The world should not "change" simply because the PCs become higher levels.
So, as I understand it, at higher levels in 4E you can fight the same monsters you did at lower levels, but now they are simply "more powerful" versions of the same things? You go from orc, to orc warrior, to orc marauder, to orc war chief, or orc warlord and orc elite rampagers...
All of those different sorts of orcs should already exist, and their rarity determined by things other than the PCs' levels.
You've had replies, and I'll add mine: the DMG and PHB give clear advice on this. It is under the heading Tiers of Play. A game in which the GM ignores that advice, and does not build the fiction in a way that correlates with the growing might of the PCs, may be silly. But that does not seem to be a problem with 4e; it seems to be a problem with the GM not following the advice.

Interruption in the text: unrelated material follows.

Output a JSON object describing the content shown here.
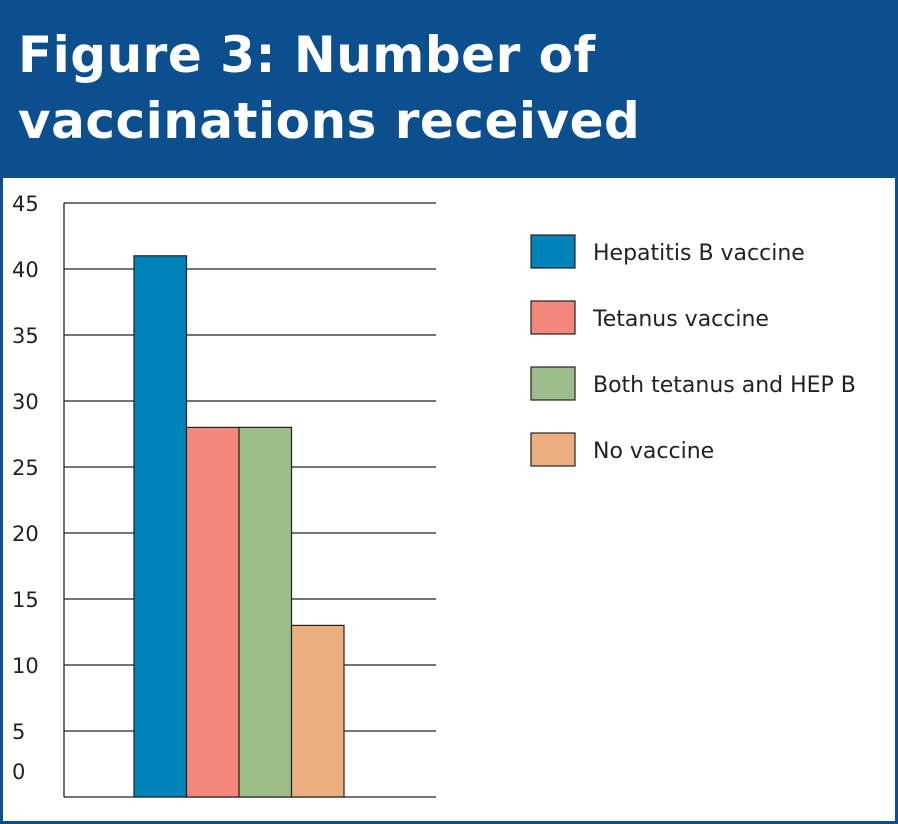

I'll elaborate on an actual play example I've already mentioned in this thread: at low-to-mid Heroic tier, the PCs fight small Goblin and Hobgoblin raiding parties, saving a homestead and rescuing some villagers. At upper Heroic tier, they enter a fortress where they defeat its guards and inhabitants handily. At the beginning of Paragon tier, they are able to defeat a force of Hobgoblins and some magic-using hangers-on, including a behemoth (a triceratops, from memory), who have set fire to a village and are on their way to assault the town. The Tiefling PC is able to break through the wall of a burning building to rescue people trapped inside. At mid-Paragon tier, the PCs infiltrate and assault the Hobgoblin army encampment, defeating Hobgoblin phalanxes, although one PC is killed by an angel sent by Bane to support the Hobgoblins.
This is what I mean by the fiction revealing the PCs' progress. And it has nothing to do with the world "changing" because the PCs are higher level. What the PCs can do changes because they are higher level. After the events described in the previous paragraph, the PCs entered the Underdark, where eventually they killed Torog; and undertook travels through the Abyss, which they eventually sealed after killing Lolth and Orcus.
I know I'm touching the third rail here, but you know what that feels like to me? MMORPG design. You go from killing boars in the Level 10 zone to killing dire boars in the Level 20 zone to killing dire hellboars in the Level 30 zone. Which I mean, a lot of people are obviously fine with that gameplay style. But not everyone is, or at least many of them are less happy to find it cropping up in their D&D.
Questions of good or bad aside, D&D 4e was a very different game in so many ways.
Your use of the second person ("you go from") seems a bit gratuitous to me. I mean, that's maybe how you played 4e D&D - I don't know, I wasn't there. But as per what I wrote just above, it is not what the rulebooks advise, and is nothing like my own experience (which closely followed that advice).